Se centrer sur soi bien avant de se centrer sur l’autre est une manière de mieux comprendre les inter-actions avec les autres   

Je préfère qu’à l’endroit où tu me parles de l’autre, tu décrives ce que tu ressens, que tu me parles de toi, regardons ce que tu vis à l’intérieur de toi lorsque tu racontes l’autre, là où tu dis que tu veux mieux comprendre les autres, que tu veux comprendre pourquoi lui ou elle agit d’une certaine façon. Je préfère que tu me parles de ce que tu ressens lorsque l’autre « fait ça », je te propose de changer de personnage, non pas l’autre, seulement toi. 

Tout le monde, ou presque connait cette expression :  Pourquoi regardes-tu le brin de paille qui est  dans l’oeil de ton voisin (dans le texte originel c’est frère et non  voisin), alors que tu ne remarques pas la poutre qui est dans ton oeil ? Comment peux-tu dire à ton frère : laisse moi enlever cette paille de ton oeil, alors que tu as une poutre dans le tien.  Hypocrite, enlève d’abord la poutre de ton oeil et alors tu verras assez clair pour enlever la paille de l’oeil de ton frère. 

En réalité il s’agit d’une référence biblique, celle rapportée du sermon dans la montagne par Matthieu dans son évangile, ce texte complet est une forme de guide des règles de vie de l’époque. Il en découle chez Luc et Thomas (toujours en référence biblique) des phrases sur le jugement avec le tu ne jugeras point, entre autres. L’ensemble visant à améliorer les relations humaines afin qu’elles se déroulent dans de bonnes conditions, c’est dire si le sujet a de l’intérêt depuis la nuit des temps et loin d’être considéré comme un simple fétu.

En  terme plus familier, il y a : Occupe toi de tes oignons ou encore cette invitation à balayer devant sa porte avant de se prononcer sur le quidam d’à côté, l’autre, notre reflet au fond, notre miroir réfléchissant.

L’autre prend une place, celle donnée par celui venant consulter. Le thérapeute est toute ouïe, car il sait qu’à cet endroit se loge une manne d’informations, un matériau thérapeutique riche à explorer. Ce qui se reflète sur l’autre, renseigne sur soi.

La personne oriente vers l’autre, dérive comme le ferait une brindille au contact d’une eau vive.  Le TU (l’autre prend la place du soi), c’est tu à la place de Je. 

S’il est plus facile de parler de la paille de l’autre, de le critiquer, lui ou ses actes, c’est qu’il y a émotion(s) chez soi et qu’elles sont transportées au dehors et projetées sur l’autre, pendant que ces émotions s’expriment par ce biais, elles permettent au sujet lui-même d’éviter d’être en contact avec les siennes propres. 

L’intensité de l’émotion avec laquelle la parole se libère en séance va chercher ce qui est logé en soi. C’est tout une démarche de s’arrêter un instant et de répondre à cette question : Et qu’est ce que cela vous fait à vous ? Guider le patient à se recentrer sur lui, à développer son éprouvé, ce qu’il vit émotionnellement lorsqu’il raconte une situation impliquant l’autre. 

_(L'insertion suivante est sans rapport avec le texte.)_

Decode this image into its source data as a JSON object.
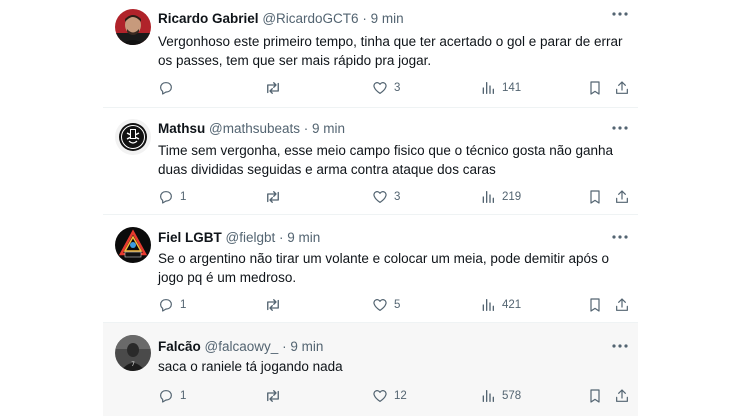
{
  "tweets": [
    {
      "name": "Ricardo Gabriel",
      "handle": "@RicardoGCT6",
      "dot": "·",
      "time": "9 min",
      "text": "Vergonhoso este primeiro tempo, tinha que ter acertado o gol e parar de errar os passes, tem que ser mais rápido pra jogar.",
      "replies": "",
      "retweets": "",
      "likes": "3",
      "views": "141",
      "avatar_icon": "user-photo-avatar",
      "avatar_color": "#b0232a"
    },
    {
      "name": "Mathsu",
      "handle": "@mathsubeats",
      "dot": "·",
      "time": "9 min",
      "text": "Time sem vergonha, esse meio campo fisico que o técnico gosta não ganha duas divididas seguidas e arma contra ataque dos caras",
      "replies": "1",
      "retweets": "",
      "likes": "3",
      "views": "219",
      "avatar_icon": "corinthians-badge-avatar",
      "avatar_color": "#111111"
    },
    {
      "name": "Fiel LGBT",
      "handle": "@fielgbt",
      "dot": "·",
      "time": "9 min",
      "text": "Se o argentino não tirar um volante e colocar um meia, pode demitir após o jogo pq é um medroso.",
      "replies": "1",
      "retweets": "",
      "likes": "5",
      "views": "421",
      "avatar_icon": "rainbow-logo-avatar",
      "avatar_color": "#0b0b0b"
    },
    {
      "name": "Falcão",
      "handle": "@falcaowy_",
      "dot": "·",
      "time": "9 min",
      "text": "saca o raniele tá jogando nada",
      "replies": "1",
      "retweets": "",
      "likes": "12",
      "views": "578",
      "avatar_icon": "player-photo-avatar",
      "avatar_color": "#3a3a3a"
    }
  ],
  "colors": {
    "text": "#0f1419",
    "secondary": "#536471",
    "border": "#eff3f4",
    "highlight": "#f7f7f7"
  }
}
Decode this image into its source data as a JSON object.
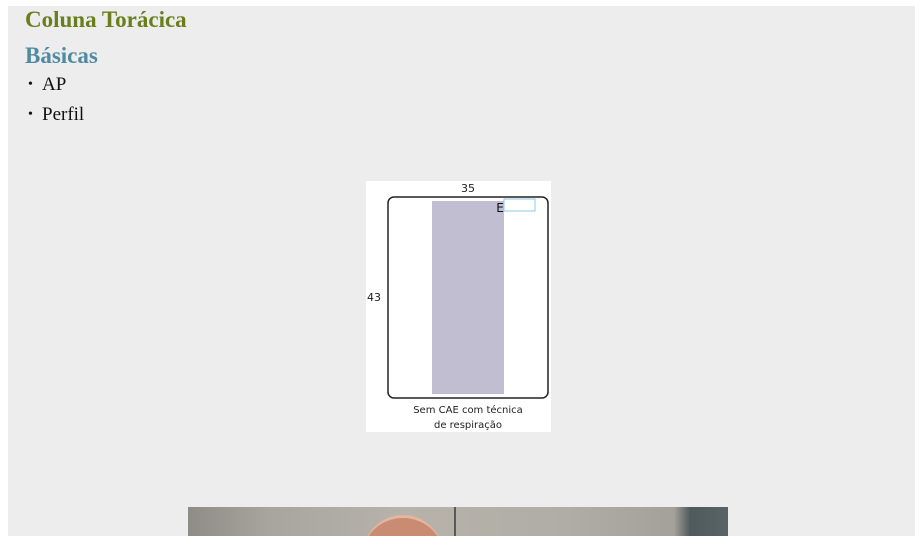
{
  "header": {
    "title": "Coluna Torácica",
    "subtitle": "Básicas"
  },
  "projections": [
    {
      "label": "AP"
    },
    {
      "label": "Perfil"
    }
  ],
  "cassette_diagram": {
    "width_label": "35",
    "height_label": "43",
    "marker_label": "E",
    "caption_line1": "Sem CAE com técnica",
    "caption_line2": "de respiração"
  },
  "colors": {
    "title": "#6b7d1c",
    "subtitle": "#4f8aa0",
    "exposure_field": "#c1bed1",
    "marker_box": "#8cc7e6"
  }
}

En thérapie, il est  encouragé de se centrer sur soi-même et de prendre conscience progressivement de ses propres ressentis, y compris corporels. Parler sur l’autre est un indicateur fort utile, autant tirer partie de cette manière d’exister se présentant là sur l’instant pour la transformer. Cette attitude peut être difficile car il est plus aisé de se servir de l’autre (sous couvert de vouloir mieux le comprendre parfois) comme vecteur pour exprimer ses propres frustrations ou critiques. 

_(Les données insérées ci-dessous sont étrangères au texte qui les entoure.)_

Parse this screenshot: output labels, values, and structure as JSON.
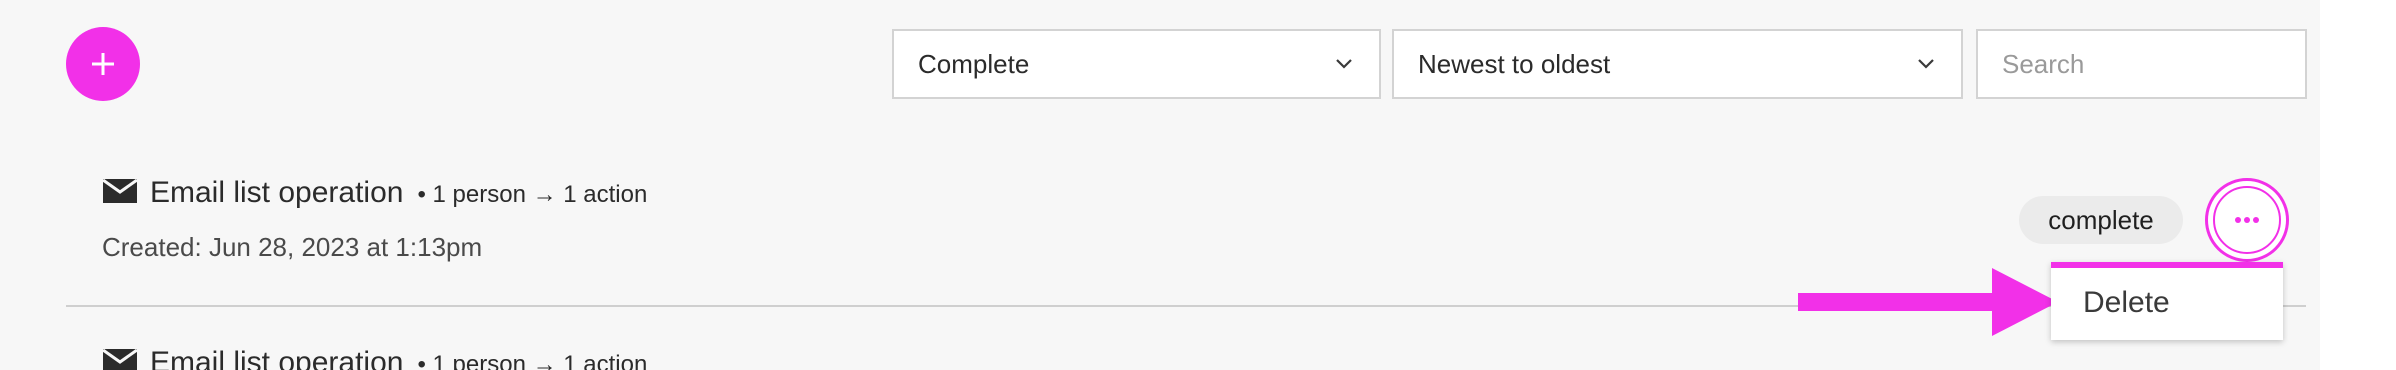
{
  "toolbar": {
    "add_icon": "plus-icon",
    "status_filter": {
      "value": "Complete",
      "icon": "chevron-down-icon"
    },
    "sort_filter": {
      "value": "Newest to oldest",
      "icon": "chevron-down-icon"
    },
    "search": {
      "placeholder": "Search",
      "value": ""
    }
  },
  "operations": [
    {
      "icon": "mail-icon",
      "title": "Email list operation",
      "meta": "• 1 person → 1 action",
      "created": "Created: Jun 28, 2023 at 1:13pm",
      "status": "complete"
    },
    {
      "icon": "mail-icon",
      "title": "Email list operation",
      "meta": "• 1 person → 1 action"
    }
  ],
  "row_menu": {
    "trigger_icon": "more-horizontal-icon",
    "items": [
      "Delete"
    ]
  },
  "annotation": {
    "icon": "arrow-right-icon",
    "color": "#f230e8"
  },
  "colors": {
    "accent": "#f230e8",
    "border": "#d3d3d3",
    "badge_bg": "#ebebeb",
    "background": "#f7f7f7"
  }
}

Pour commencer à changer cette habitude, la clé est de se « voir faire », c’est une étape très importante tout comme s’interroger sur ce que nous sommes en train de faire lorsque nous critiquons, ce qui pourrait se cacher derrière nos comportements.

Ensuite, s’habituer à reformuler nos pensées et nos paroles en nous centrant sur nous. Au lieu de critiquer l’autre nous pouvons exprimer nos propres besoins vitaux. Cette approche permet de mieux se connaitre, mieux communiquer avec les autres et développer des relations plus saines et plus authentiques.